Jimmy Barnes is back.
The legendary Australian rocker will make another comeback for the ages when he performs at Byron Bay Bluesfest on March 31, a warm-up for a full-scale tour of Australia.
This is no ordinary return to the stage. The 67-year-old singer is back from a life-threatening condition. Less than two months ago, Barnes was in ICU, after undergoing open-heart surgery, following an illness that refused to budge.
Last November, after opening the Mushroom 50 Live concert at Melbourne’s Rod Laver Arena, where he powered his way through “No Second Prize” and his signature song, “Working Class Man,” Barnes contracted bacterial pneumonia.
He was admitted to hospital on Nov. 27, 2023 and became “very unwell” while in hospital with the development of staphylococcal bacteraemia a few days after admission, explains a statement from reps.
Medics discovered he had an abscess at an old operation site due to the infection which required surgical intervention. The staph infection undermined Barnes’ health, causing endocarditis, a life-threatening condition that without urgent treatment may well have been fatal, reps say.

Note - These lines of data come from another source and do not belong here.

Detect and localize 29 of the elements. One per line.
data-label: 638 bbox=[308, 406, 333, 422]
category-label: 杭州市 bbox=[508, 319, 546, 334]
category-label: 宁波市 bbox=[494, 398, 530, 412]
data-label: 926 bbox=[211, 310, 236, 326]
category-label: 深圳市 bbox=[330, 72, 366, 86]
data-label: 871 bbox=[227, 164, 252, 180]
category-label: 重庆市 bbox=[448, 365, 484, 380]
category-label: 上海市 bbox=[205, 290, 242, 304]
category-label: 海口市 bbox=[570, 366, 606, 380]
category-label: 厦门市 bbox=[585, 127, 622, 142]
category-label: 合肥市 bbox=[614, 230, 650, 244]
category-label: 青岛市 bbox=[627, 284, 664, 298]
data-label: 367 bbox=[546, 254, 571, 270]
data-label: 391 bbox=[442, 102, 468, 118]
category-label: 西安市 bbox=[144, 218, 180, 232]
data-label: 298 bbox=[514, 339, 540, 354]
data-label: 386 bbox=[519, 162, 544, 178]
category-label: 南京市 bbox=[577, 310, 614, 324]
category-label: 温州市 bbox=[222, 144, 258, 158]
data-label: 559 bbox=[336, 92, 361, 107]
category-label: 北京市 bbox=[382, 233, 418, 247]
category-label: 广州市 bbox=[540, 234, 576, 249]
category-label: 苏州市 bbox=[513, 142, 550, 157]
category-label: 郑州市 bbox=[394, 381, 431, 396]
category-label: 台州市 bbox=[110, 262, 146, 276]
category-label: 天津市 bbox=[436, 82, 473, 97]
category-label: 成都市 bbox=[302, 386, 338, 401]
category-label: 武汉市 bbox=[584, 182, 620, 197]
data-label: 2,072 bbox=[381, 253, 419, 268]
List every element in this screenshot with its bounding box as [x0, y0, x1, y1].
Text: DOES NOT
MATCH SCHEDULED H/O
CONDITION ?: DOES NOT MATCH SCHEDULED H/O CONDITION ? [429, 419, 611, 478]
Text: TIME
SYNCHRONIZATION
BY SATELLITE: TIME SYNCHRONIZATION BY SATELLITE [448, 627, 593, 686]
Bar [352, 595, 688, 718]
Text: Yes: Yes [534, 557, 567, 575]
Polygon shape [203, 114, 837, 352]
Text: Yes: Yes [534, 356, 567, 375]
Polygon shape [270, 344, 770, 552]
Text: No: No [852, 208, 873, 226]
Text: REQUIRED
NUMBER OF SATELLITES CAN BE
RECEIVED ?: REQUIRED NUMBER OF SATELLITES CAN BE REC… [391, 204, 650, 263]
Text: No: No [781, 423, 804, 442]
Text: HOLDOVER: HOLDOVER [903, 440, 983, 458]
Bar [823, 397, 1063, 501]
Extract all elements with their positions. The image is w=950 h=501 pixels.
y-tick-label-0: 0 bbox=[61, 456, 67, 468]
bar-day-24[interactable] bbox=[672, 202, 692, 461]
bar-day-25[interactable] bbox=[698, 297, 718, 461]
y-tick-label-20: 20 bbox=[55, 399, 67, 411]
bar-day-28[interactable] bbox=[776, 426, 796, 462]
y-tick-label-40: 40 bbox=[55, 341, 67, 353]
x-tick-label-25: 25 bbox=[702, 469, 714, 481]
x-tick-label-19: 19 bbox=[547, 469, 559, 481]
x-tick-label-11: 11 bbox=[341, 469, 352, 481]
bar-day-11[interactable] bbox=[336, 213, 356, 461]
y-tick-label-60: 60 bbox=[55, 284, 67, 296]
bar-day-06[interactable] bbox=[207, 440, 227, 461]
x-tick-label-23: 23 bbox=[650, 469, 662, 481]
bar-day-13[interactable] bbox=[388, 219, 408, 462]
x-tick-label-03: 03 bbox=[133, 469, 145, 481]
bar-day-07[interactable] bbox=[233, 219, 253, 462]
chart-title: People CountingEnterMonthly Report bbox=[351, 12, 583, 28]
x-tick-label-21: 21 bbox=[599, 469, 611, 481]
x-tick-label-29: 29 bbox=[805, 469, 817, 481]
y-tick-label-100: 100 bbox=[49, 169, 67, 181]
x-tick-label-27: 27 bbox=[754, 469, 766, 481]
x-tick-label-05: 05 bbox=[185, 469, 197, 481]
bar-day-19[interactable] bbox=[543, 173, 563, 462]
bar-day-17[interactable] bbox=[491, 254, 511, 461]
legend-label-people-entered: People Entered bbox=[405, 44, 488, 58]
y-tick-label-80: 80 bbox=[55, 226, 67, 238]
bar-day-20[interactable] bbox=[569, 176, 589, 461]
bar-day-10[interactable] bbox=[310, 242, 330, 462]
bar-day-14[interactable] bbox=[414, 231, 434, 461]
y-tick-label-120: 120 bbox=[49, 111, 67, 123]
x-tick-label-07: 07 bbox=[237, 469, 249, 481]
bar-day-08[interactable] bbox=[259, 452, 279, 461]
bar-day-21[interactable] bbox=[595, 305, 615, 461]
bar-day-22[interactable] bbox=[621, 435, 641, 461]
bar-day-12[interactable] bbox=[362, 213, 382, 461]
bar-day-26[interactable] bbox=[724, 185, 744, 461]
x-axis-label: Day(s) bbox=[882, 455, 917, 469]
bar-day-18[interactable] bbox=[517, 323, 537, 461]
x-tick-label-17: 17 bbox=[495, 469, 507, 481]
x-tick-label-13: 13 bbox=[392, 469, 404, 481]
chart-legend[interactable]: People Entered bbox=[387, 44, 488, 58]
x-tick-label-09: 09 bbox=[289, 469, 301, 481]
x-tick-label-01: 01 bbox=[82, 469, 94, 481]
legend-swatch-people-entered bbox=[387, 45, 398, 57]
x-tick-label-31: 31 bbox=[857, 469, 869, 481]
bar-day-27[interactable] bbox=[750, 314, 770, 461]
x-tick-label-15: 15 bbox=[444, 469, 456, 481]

Surgeons immediately checked-in Barnes for cardiac surgery on Dec. 13 to replace the aortic valve. The valve itself was replaced some years ago due to a “congenital defect,” he has said.
A year earlier, Barnes revealed he would go under the surgeon’s knife to correct “constant and severe pain” in his back and hip, the result of “jumping off PAs and stomping around stages” for more than 50 years. He also underwent back surgery in 2014, which kept him in hospital on Fathers Days (Sept. 7).
Those health problems, it would seem, are in the past.
“Every day I’m getting stronger. Every day I’m pushing myself a little bit further,” Barnes explains. “I’m excited about getting back on stage, in front of the band and playing for you all. And what better way is there to kick it off than the legendary Bluesfest Byron Bay with a really special celebration of Flesh and Wood. I really want to thank everyone for their support and good wishes while I was ill. The family were passing on your messages of care and it really lifted my spirits.”
Barnes will mark his return to the stage at Bluesfest over the Easter Long Weekend, celebrating the 30th anniversary of his Flesh and Wood LP. Then, two-time ARIA Hall of Fame-inducted artist and his band will headline a run of rescheduled Red Hot Summer Tour dates in April.
Later, Barnes will lead a stretch of stripped back, intimate theater shows on the Hell of a Time tour, running through June, July and coming to a halt Aug. 18 at the Sydney Opera House.
Barnesy, as he’s affectionately known in these parts, is a living legend, with 15 leaders on the ARIA Chart — an all-time record. Counting his five leaders with Cold Chisel, Barnes boasts an unprecedented 20 No. 1s, comfortably eclipsing the Beatles (with 14), Madonna (12), Eminem and U2 (11).
The Scotland-born singer was inducted into the ARIA Hall of Fame with Cold Chisel in 1993, and again as a solo artist in 2005, and is the first Australian solo act to have a No. 1 album in every decade since the 1980s.
In the lead-up to Christmas 2023, Mushroom Labels issued an expanded version of Blue Christmas, his 20th studio album and most recent No. 1.